Funding for the consortium’s R&D includes a $4 million Subchapter E matching fund grant from the Texas Emerging Technology Fund. In addition to the ETF award, the consortium has received financial and equipment support from technology firms including Dell, Intel, 3M, Landis + Gyr (Toshiba), LG, NRG, Nest Labs, Shell, Schneider, OneGas, PARC (Xerox), Siemens, Freescale and WaterSmart.

“This opportunity involves many areas where Texas universities have excelled, including applied research, technology incubation and commercialization” said Dr. Thomas Edgar, the George T. and Gladys H. Abell Chair in chemical engineering at UT-Austin and Pecan Street board member. “This consortium presents a chance to leverage the research excellence of our universities to accelerate development of practical, commercially-viable water technology solutions.”

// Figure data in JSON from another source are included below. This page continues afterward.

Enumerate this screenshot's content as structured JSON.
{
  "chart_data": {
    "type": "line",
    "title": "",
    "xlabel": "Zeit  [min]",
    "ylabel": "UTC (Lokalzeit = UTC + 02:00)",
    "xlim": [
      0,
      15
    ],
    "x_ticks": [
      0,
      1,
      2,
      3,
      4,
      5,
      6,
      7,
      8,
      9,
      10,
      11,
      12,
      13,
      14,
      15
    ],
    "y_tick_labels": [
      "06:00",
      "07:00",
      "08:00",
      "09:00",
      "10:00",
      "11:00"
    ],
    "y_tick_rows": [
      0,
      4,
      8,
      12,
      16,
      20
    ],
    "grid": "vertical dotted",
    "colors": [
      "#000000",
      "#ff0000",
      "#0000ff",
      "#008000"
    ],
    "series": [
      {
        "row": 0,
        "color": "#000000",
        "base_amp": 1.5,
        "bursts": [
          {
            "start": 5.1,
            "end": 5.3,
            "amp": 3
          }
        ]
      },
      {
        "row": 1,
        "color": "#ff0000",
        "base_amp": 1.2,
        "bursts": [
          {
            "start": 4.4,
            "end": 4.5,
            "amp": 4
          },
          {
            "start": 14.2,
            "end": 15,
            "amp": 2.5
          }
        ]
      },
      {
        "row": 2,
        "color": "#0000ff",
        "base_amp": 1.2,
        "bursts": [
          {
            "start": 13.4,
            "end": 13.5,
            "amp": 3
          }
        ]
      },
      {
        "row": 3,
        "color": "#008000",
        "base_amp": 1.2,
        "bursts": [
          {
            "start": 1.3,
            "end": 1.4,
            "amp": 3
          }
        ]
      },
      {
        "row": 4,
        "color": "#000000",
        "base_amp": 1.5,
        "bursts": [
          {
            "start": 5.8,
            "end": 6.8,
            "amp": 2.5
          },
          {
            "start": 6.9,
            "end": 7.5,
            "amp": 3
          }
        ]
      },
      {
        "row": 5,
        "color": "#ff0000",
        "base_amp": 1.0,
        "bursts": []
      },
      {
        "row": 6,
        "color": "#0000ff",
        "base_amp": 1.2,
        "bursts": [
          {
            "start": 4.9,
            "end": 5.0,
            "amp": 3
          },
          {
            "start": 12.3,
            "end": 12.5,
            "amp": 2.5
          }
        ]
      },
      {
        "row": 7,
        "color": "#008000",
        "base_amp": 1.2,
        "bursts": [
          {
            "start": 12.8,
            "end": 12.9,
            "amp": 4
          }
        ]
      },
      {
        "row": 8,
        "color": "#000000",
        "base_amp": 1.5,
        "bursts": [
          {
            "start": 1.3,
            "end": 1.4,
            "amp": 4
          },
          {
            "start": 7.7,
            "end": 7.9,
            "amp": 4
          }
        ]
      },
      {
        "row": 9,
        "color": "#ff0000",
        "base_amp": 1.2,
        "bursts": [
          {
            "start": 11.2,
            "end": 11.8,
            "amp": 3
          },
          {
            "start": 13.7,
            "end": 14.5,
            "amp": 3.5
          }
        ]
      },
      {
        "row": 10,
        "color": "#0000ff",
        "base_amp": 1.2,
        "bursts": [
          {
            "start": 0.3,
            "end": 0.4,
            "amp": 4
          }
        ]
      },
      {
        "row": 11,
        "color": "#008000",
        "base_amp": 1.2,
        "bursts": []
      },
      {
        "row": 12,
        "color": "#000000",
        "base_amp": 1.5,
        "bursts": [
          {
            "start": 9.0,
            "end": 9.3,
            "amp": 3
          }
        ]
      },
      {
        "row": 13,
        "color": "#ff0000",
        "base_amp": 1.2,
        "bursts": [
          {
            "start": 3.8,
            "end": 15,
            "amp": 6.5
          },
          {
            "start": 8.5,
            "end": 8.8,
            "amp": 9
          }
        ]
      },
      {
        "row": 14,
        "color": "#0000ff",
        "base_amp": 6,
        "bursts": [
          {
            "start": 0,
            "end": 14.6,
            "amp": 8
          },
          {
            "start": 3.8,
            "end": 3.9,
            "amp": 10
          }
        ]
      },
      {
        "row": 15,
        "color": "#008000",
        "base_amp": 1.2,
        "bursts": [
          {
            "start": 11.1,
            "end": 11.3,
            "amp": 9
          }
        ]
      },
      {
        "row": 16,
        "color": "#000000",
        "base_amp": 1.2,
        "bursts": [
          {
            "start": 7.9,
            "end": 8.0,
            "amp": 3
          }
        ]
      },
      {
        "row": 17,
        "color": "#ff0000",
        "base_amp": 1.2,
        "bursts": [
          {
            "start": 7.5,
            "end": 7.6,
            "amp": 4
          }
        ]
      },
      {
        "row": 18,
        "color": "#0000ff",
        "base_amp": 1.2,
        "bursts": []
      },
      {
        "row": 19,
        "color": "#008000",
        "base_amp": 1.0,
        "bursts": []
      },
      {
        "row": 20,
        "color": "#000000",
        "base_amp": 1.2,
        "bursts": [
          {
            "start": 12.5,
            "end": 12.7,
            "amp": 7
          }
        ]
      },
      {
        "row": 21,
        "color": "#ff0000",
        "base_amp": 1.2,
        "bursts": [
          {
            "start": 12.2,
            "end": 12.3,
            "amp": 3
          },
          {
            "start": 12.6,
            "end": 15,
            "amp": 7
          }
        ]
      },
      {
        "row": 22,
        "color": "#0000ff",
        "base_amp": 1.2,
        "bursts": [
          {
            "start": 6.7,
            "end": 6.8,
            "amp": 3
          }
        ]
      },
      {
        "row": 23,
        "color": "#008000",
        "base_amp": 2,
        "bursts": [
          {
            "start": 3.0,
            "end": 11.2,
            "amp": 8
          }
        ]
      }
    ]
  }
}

Texans who volunteer to participate in the consortium’s research will receive a free mobile app that leverages the systems’ capabilities to provide real-time in-home leak detection and water bill management. The free app, Pecan Street Blue, was released recently on the Apple App Store and Google Play Store. The app is confidential, secure, and private and will help participants track their daily water use and water bill. For phone users that are NOT part of the research network, a demo mode is available.

The consortium’s membership includes City of Allen, City of Arlington, Austin Water, City of College Station, City of Dallas, City of Corpus Christi, East Rio Hondo Water Supply Corporation, El Paso Water Utilities, City of Frisco, City of Georgetown, Home Builders of Greater Austin, City of Horseshoe Bay, City of Houston, City of Irving, City of Killeen, Lower Colorado River Authority, City of Mesquite, North Texas Municipal Water District, City of Pflugerville, Rio Grande Regional Authority, City of Round Rock, San Antonio Water System, San Jacinto River Authority, Tarrant Regional Water District, Texas Association of Builders, Texas Rural Water Association, Texas Rural Water Foundation, Texas Section – American Water Works Association, Texas Water Development Board and City of Wylie.

About Pecan Street

Located at The University of Texas at Austin, Pecan Street provides university researchers, utilities and technology companies with access to the world’s best original data on consumer energy and water consumption behavior, testing and verification of technology solutions, and commercialization services.

Its network of over 1,200 research volunteers is the first of its kind on the planet. Its anonymized research database, the largest source of disaggregated customer energy data, is used by university researchers and industry-leading companies around the world.

All of Pecan Street’s research, including the source datasets, is available for free to university faculty and students around the world at Pecan Street’s Dataport.

Pecan Street is a 501(c)(3) applied research and commercialization institute.